銀時はやれやれと溜息をついて桂の顔を覗き込み、優しくゆっくりと長い髪に手を差し込んだ。
「何もしなくていーよ。誕生日くらい何もせずに素直に祝われておけばさ」
「・・・・そうなのか?」
「そーだよ。・・・・だ、だから今お前は素直に俺に抱かれてりゃ良いんだよ!」
桂がぴたと動きを止めた。言ってしまってから銀時は、うわ、俺今何か凄い恥ずかしい事言った!と心の中で悶えた。

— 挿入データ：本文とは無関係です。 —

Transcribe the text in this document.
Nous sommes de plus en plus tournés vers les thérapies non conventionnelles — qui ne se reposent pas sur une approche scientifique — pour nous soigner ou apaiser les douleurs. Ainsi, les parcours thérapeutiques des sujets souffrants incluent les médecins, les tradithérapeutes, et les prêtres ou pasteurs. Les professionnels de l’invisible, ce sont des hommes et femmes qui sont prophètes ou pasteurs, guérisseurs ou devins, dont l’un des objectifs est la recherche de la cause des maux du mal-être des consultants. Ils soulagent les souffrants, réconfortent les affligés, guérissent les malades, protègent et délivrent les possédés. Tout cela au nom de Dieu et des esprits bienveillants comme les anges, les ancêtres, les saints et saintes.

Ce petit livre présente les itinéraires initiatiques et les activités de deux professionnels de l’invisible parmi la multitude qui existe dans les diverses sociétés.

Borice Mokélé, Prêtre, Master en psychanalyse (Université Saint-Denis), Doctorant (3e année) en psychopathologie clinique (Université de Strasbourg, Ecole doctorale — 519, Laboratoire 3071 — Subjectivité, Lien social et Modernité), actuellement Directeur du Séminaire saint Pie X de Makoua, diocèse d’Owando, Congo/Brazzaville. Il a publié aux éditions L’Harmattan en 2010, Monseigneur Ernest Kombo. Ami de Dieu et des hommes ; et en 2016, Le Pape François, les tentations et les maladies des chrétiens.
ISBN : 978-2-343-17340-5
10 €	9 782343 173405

桂は銀時の顔をまじまじと見つめてから、ふわっと笑った。
「そうか。こうして貴様が居て一緒の時間が過ごせて・・・・貴様の子供達まで元気で居てくれる。その幸せだけで十分なのだな」
桂は嬉しそう笑って下から銀時の体をぎゅっと抱きしめた。
「あーそーだよ」
銀時は投げ遣りに桂の髪を何度も撫でて、笑い続けている彼の体を強く抱き締め返した。
二人は抱き締め合ったまま布団の上をごろりごろりと転がった。
六月二十六日。 初夏の太陽も情熱の向こうに置き忘れた梅雨の季節。
時を越えて尚、何も変わらぬ色と音でその真下で重なる二人を濡らして包む優しい雨音。
「俺は今世界一の幸せ者かもしれん」
無邪気に桂が囁く。銀時はぐっと胸が詰まる。
何やかや口の中でもごもごさせてから銀時は、
「・・・・俺もかな」
外の雨音に紛れた声で桂の耳元にそっと囁き返した。